Big two - or one in a million?
After Dublin's tour de force, test for Mayo looks even greater now


For Mayo, it was a most un-Mayo-thing to do. Beating Kerry in summer for the first time in 21 years. In a replay. With a ruthlessness more commonly associated with, well, Kerry.
All of which left the neutral public - not just the green-and-red masses - genuinely upbeat on Saturday night.
They presumed that Dublin would win the next day, for sure, even if it required a struggle against Tyrone.
But they also suspected that here, in the guise of this familiar yet emboldened and now bang-in-form Mayo, was a team that might - just might - have what it takes to slay Jim Gavin's Sky Blue Goliath ...
And then the same public watched Dublin do their thing about Tyrone. Do it better than we've seen in quite a long time.
And they asked: "Are we kidding ourselves?"
The case for Dublin
A strange facet of Dublin's dominance under Gavin: while Leinster cakewalks are a rite of passage, and quarter-finals usually negotiated with minimal fuss, they never get it easy in late August or September.
Sunday was different: Tyrone were meant to be a heavyweight, their top-four credentials bolstered by back-to-back Ulster titles and a history of pushing Dublin into the tightest of league corners.
What transpired was Dublin's finest display under Gavin against a supposed contender. Were Tyrone vastly over-rated on the back of an Ulster championship that has lost its All-Ireland relevance? On this sorry evidence, yes.
But it wasn't the first time this summer that a team earned lavish plaudits on the back of an emphatic string of results ... only to meet their Sky Blue maker, rendering all previous opinions null and void.
Think of Kildare: they looked a coming force after demolishing Laois but more especially Meath. Yet for all the courage of their second-quarter fightback, that Leinster final was effectively over after 11 minutes.
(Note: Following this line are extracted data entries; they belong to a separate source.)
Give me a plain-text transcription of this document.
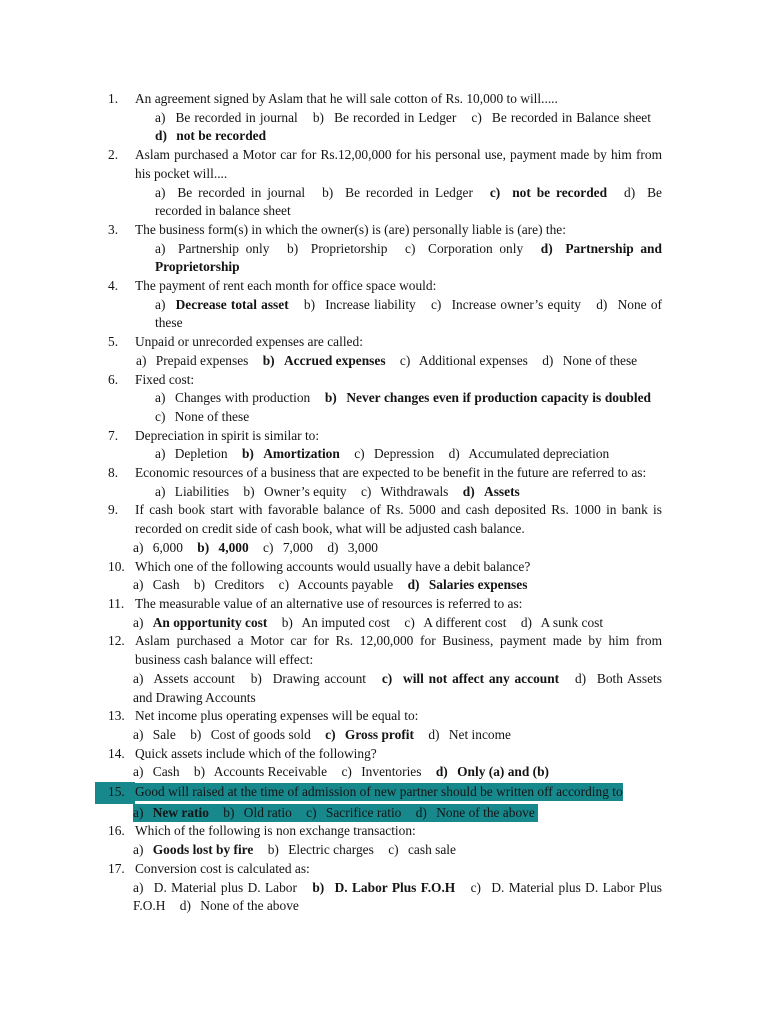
1. An agreement signed by Aslam that he will sale cotton of Rs. 10,000 to will.....
a) Be recorded in journal b) Be recorded in Ledger c) Be recorded in Balance sheet d) not be recorded
2. Aslam purchased a Motor car for Rs.12,00,000 for his personal use, payment made by him from his pocket will....
a) Be recorded in journal b) Be recorded in Ledger c) not be recorded d) Be recorded in balance sheet
3. The business form(s) in which the owner(s) is (are) personally liable is (are) the:
a) Partnership only b) Proprietorship c) Corporation only d) Partnership and Proprietorship
4. The payment of rent each month for office space would:
a) Decrease total asset b) Increase liability c) Increase owner’s equity d) None of these
5. Unpaid or unrecorded expenses are called:
a) Prepaid expenses b) Accrued expenses c) Additional expenses d) None of these
6. Fixed cost:
a) Changes with production b) Never changes even if production capacity is doubled c) None of these
7. Depreciation in spirit is similar to:
a) Depletion b) Amortization c) Depression d) Accumulated depreciation
8. Economic resources of a business that are expected to be benefit in the future are referred to as:
a) Liabilities b) Owner’s equity c) Withdrawals d) Assets
9. If cash book start with favorable balance of Rs. 5000 and cash deposited Rs. 1000 in bank is recorded on credit side of cash book, what will be adjusted cash balance.
a) 6,000 b) 4,000 c) 7,000 d) 3,000
10. Which one of the following accounts would usually have a debit balance?
a) Cash b) Creditors c) Accounts payable d) Salaries expenses
11. The measurable value of an alternative use of resources is referred to as:
a) An opportunity cost b) An imputed cost c) A different cost d) A sunk cost
12. Aslam purchased a Motor car for Rs. 12,00,000 for Business, payment made by him from business cash balance will effect:
a) Assets account b) Drawing account c) will not affect any account d) Both Assets and Drawing Accounts
13. Net income plus operating expenses will be equal to:
a) Sale b) Cost of goods sold c) Gross profit d) Net income
14. Quick assets include which of the following?
a) Cash b) Accounts Receivable c) Inventories d) Only (a) and (b)
15. Good will raised at the time of admission of new partner should be written off according to
a) New ratio b) Old ratio c) Sacrifice ratio d) None of the above
16. Which of the following is non exchange transaction:
a) Goods lost by fire b) Electric charges c) cash sale
17. Conversion cost is calculated as:
a) D. Material plus D. Labor b) D. Labor Plus F.O.H c) D. Material plus D. Labor Plus F.O.H d) None of the above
This is what Dublin do to mere mortals ... they locate your weak point and go for the kill. Westmeath and Monaghan were buried in a blizzard of first half points. They drained all hope from Tyrone in the first dozen minutes and then toyed with them for the remainder.
By now, the debate has moved on from are they better than the Dublin '70s team to have they eclipsed Mick O'Dwyer's Kerry as the greatest team ever? Even Pat Spillane is harbouring such previously sacrilegious thoughts.
Their qualities scarcely require rehashing: an abundance of natural talent; a surfeit of speed merchants to leave rivals trailing in their wake; frightening intensity allied to technical expertise in the tackle; game intelligence; leadership in spades; a decorated bench to die for.
Can Mayo really hope to stop all that?
The case for Mayo
There are several reasons for cautious Mayo optimism, whatever about misguided confidence. They include:
1. Serious momentum. Three huge performances on the spin. They are playing far better now than 12 months ago ... remember that semi-final fright against Tipp?
2. Attack, so long perceived as Mayo's Achilles heel, has flourished in four of their last five outings: Cork, the Roscommon replay, and both Kerry games.
3. After nine roller-coaster games, it may be a statement of the bleedin' obvious that Mayo are road-tested far more than Dublin.
They have stared into the abyss so many times; they haven't blinked.
Could that help them in the home straight against rivals who, primarily because of their own excellence, haven't faced any such moments of doubt?
4. History. Mayo have yet to beat Gavin's Dublin but the margins (in 2013, 2015 twice and twice again last year) have been incredibly fine.
5. Physicality. This is one area where Mayo might, conceivably, have the edge. Plus they will engage Dublin on the front foot - unlike Tyrone.
6. The great hunger.
And even all that will not be enough if Dublin bring their A-game to September.